Once we felt good about our budget, we started reading The Joy of Less, A Minimalist Living Guide, and began to purge. I’ve since discovered The Shed Project, which is another great decluttering resource with a goal of helping us reduce our clutter by one third.
Holding to the Feng Shui tenet that clutter reduces the positive flow of energy (qi) in our home, we set about getting rid of anything that we didn’t love, need, or use. Once we got going, it was hard to stop! We had a garage sale. We took 6 car-loads of extra towels, pillows, clothing, and household items to the victims of the Four Mile Fire. We gifted everything from crystal wine glasses and decanters to toys the children had outgrown to friends and neighbors. We sold close to $3000 of stuff on Craig’s List.
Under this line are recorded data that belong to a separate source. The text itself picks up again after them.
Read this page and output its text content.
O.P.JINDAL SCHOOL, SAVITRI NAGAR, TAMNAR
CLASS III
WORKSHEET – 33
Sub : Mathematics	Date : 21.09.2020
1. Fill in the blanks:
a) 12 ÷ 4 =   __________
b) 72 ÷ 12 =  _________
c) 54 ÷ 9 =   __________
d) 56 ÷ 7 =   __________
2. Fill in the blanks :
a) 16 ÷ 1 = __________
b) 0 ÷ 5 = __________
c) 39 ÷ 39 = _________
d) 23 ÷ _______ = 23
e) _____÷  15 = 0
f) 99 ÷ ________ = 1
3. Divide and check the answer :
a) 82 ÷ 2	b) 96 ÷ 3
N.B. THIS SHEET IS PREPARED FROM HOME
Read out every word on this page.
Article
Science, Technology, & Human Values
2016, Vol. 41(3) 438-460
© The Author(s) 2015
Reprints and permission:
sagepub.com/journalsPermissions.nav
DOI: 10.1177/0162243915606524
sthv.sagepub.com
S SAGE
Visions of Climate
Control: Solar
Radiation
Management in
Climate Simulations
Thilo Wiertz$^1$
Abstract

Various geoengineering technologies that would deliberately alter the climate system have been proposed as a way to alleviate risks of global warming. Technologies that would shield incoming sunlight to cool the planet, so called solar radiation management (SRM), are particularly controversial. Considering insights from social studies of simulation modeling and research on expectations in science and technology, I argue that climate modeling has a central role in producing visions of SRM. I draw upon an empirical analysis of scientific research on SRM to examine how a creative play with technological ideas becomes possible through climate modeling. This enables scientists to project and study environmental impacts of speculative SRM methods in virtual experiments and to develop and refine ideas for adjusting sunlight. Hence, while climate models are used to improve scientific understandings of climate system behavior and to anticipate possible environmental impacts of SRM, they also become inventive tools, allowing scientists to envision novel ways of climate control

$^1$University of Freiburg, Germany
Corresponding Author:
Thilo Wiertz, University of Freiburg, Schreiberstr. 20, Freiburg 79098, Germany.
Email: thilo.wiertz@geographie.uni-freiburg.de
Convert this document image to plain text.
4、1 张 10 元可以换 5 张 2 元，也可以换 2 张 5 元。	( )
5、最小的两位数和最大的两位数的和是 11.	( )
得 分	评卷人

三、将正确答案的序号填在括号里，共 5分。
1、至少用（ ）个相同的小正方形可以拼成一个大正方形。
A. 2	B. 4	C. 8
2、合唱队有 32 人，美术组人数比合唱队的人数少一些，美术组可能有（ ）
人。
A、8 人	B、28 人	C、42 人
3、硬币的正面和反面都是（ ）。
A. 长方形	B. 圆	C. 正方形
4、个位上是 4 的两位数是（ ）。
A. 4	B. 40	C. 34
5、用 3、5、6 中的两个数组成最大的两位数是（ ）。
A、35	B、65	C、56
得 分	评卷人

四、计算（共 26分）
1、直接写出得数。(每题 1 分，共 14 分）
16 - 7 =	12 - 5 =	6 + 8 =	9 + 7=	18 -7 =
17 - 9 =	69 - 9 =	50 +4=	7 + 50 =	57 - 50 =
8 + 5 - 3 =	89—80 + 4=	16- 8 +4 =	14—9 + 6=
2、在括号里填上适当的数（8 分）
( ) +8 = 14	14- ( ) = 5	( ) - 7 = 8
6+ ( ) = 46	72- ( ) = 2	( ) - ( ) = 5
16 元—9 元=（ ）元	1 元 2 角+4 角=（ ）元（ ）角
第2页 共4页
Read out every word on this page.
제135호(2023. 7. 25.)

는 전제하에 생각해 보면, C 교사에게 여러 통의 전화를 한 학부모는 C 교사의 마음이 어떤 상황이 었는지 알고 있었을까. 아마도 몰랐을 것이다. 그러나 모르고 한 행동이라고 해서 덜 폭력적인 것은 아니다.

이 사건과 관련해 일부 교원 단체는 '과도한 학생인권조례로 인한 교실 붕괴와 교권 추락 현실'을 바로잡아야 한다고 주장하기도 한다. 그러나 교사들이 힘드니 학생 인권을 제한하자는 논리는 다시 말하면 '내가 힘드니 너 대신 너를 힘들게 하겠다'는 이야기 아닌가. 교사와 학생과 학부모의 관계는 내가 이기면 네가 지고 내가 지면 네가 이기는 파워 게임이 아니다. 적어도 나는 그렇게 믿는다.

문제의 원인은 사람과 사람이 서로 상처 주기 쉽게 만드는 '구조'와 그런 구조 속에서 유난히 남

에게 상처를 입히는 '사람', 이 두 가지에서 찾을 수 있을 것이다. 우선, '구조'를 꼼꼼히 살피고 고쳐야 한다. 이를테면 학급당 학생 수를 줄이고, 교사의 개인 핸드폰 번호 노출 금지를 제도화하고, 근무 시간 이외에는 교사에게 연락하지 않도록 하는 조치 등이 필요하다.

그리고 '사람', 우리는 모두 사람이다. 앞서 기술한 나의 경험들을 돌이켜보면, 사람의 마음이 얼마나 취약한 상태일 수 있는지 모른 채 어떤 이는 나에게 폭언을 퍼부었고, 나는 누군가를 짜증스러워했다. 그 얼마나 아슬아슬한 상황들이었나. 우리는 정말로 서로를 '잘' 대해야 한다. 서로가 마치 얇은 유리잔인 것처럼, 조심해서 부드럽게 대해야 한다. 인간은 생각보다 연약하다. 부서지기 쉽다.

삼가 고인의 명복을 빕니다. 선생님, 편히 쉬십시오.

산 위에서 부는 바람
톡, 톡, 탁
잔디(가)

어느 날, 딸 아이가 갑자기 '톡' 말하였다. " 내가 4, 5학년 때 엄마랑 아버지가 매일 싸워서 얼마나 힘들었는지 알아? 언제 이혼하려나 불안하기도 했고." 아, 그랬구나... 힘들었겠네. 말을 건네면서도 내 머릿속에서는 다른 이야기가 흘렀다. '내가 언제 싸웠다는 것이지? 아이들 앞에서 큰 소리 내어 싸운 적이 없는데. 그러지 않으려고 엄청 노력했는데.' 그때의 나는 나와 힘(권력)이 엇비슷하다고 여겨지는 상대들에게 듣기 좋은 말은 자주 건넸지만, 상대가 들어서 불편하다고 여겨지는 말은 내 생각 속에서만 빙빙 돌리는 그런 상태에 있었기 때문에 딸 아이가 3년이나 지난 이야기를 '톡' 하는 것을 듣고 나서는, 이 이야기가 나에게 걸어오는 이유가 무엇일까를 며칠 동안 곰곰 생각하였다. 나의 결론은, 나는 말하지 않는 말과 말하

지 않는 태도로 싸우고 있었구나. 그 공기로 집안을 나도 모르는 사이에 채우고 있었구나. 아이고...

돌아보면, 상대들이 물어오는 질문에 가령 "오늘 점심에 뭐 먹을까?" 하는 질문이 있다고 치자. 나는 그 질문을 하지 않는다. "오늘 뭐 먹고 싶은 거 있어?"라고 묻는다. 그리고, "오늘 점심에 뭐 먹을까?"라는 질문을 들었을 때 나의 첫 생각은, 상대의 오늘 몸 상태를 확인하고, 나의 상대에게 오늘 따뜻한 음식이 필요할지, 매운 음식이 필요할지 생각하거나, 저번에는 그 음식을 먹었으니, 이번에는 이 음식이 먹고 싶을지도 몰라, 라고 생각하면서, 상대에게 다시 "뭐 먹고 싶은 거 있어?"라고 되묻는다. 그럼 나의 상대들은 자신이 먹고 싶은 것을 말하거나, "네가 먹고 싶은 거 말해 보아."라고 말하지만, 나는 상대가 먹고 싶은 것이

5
In the midst of all of this, we decided to move to Helsinki, Finland, so that Matt could pursue a wonderful job opportunity. The decluttering that began in early July accelerated to fever pitch as we realized that our household goods, spread nicely across 2500 square feet and an additional 1500 square feet of basement and garage space would likely have to fit into a 50 square foot storage closet and a 1400-1800 square foot apartment.
This lead to one of my favorite decluttering activities, which was scanning in our filing and pictures. A five-drawer file folder and countless boxes of old photos that I was never going to scrapbook (having decluttered my scrapbooking supplies earlier this year) reduced down to two Evernote accounts of electronic filing.
I think we’ve easily shed 30% of our stuff and I have to admit that the only thing I miss as I type this is my dog (who would not make a good apartment dog and has therefore gone to live with some friends) and my houseplants, which I wouldn’t have decluttered if we weren’t moving. As hard as it was to start to let go of the clutter and momentos we’d accumulated over the years, once we started, I realized that I could let go of the physical object without letting go of the memory that it generated for me.
I relived quite a few fun memories from high school, college, and our early adult years. Then I let them go. To say I feel free is to understate the import of this experience for me. I don’t know for sure that I’ll never accumulate things I don’t need–after all we’re leaving the land of Target for the land of Ikea–but I now know the emotional & financial toll that accumulating takes, and look forward to avoiding it in the future!